Surrounded by
coastal redwoods, 40 acres of grape vines, chardonnay and a little pinot noir,
firmly stretch across the fine gray sand at Bald Mountain. It’s my first time
to the vineyard. At an elevation of 920 to 1,050 feet, roughly three miles off of Smith
Grade in the mountains of Bonny Doon, Bald Mountain Vineyard looks out over the
Monterey Bay. Just beyond the trees I can see the ocean, the thick fog already
making its way across the edge of the bay, sucked inland by the day’s heat. The
grapes are eager for the cool evening when they’ll continue to ripen, though
the absence of the sun at night means no photosynthesis will take place. The
wines produced here are known for their low residual sugars and high acidity,
largely a result of the cool microclimate—deep canyons that fill most summer
evenings with coastal fog.
Ryan Beauregard,
the vintner and proprietor of Beauregard Vineyards, makes one of my favorite Chardonnays
from Bald Mountain fruit. He discovered fossils of ancient crustaceans in the
vineyard when he planted some of the first vines here almost 20 years ago, a
reminder that all this land was once under water.
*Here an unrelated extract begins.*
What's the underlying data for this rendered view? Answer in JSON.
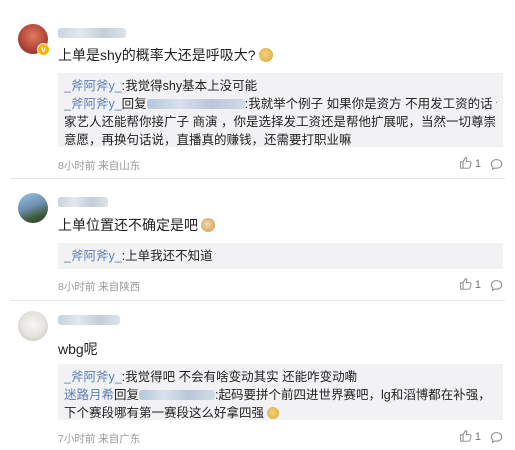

Ryan jokes that people
shouldn’t be surprised about rising sea levels—there’s evidence all around that
it’s happened before. Here along the Pacific coast, where the continent is slowly
deteriorating, cliffs crumbling back into the ocean, the continental shelf
slowly subsumed beneath the ocean’s crust, it’s difficult to imagine a more
beautiful place. “This is terroir,” Ryan says, reaching down and bringing a
fistful of soil to his nose.
Due in part to the
cultivation of the land, as well as the many quarries in the area that have
fractured the soil (sand, limestone and asphalt quarries all operate within a
few miles of the vineyard), there is a strong mineral component to the wines in
this region. The most prominent characteristic of wine from the Ben Lomond AVA,
located on the western edge of the Santa Cruz Mountains, is an intense
minerality. Ryan and I decide the effect of the soil on wine from this area is
similar to a combination of flat water, San Pellegrino, an earthy terrain, chalk,
granite, and sandstone. I suspect the minerality is also a consequence of the
logging of the redwood forests that began in Bonny Doon in the mid 1800s, which
upturned much of the soil on the mountain, as well as the limestone-rich earth—an
ancient ocean floor, once covered by thick layers of redwood duff and other
forest detritus, which is now prime real estate for grape growers.
However, there is
much more to making wine than finding the right place to plant a certain
varietal of grape. If a sense of terroir is to be achieved, if a wine is to
convey the flavor of the land, it is important to stay true to the land in
every aspect of the winemaking process. This includes using local yeast and unobtrusive
oak barrels. An American winemaker might plant a Pinot clone from Burgundy, ferment
the fruit with a famous French yeast, and age the wine in new French oak casks,
hoping to recreate a wine from that region, but he will be disappointed. It
will express little of the land from which it was produced. If you want French
wine, go to France.
Here in
California, farmers recognize that the climate is everything, and that food is
best when it’s picked at its peak and consumed locally. This is especially true
of wine grapes, and this recognition is a driving force behind the concept of
terroir. Originally a French word used to describe the flavor of the land, and
to distinguish wine produced from different vineyards, American wine makers, especially
small, artisanal producers, are now heralding California’s unique microclimates
as perfect for wine rich in terroir. Only a minority of California winemakers,
however, are on-board the terroir bandwagon. While an aesthetic pursuit has
provided solid ground for many vintners who champion terroir as a focal point
of good winemaking, some winemakers are now using the concept as a marketing
gimmick, selling the image without truly embracing the philosophy.
The central tenet
behind terroir is that beautiful land produces beautiful wine, and that every
individual wine can be a reflection of the land in which the grapes were grown
and the wine is produced. To work with the land, to cultivate and nurture the
terroir of a wine, is to reveal the components of place. What a shame it would
be if all wine tasted the same. What pleasure would there be in drinking
something so bland, so uninterestingly universal? Combating the
entrepreneurial, neo-Californian technological approach to wine making is the Old
World, French naturalist perspective that focuses on the wine and not the
profit. This view recognizes that wine tastes like the land, is in fact a gift
from the earth, one that should be respected, shared and enjoyed.
As Ryan and I pull
up to The Lost Weekend Tasting Room after our tour of the vineyard, he stresses
that I should develop my own opinions about wine. As I learn more about this
region where I grew up, and where I’m living again after six years on the east
coast, I’m starting to understand that this is what an appreciation for terroir
is: an invitation to find my own taste, to discover what vineyards and what vintages
appeal to my palate without letting critics or advertisers chose my wines for
me. It’s a challenge to reconnect with the land.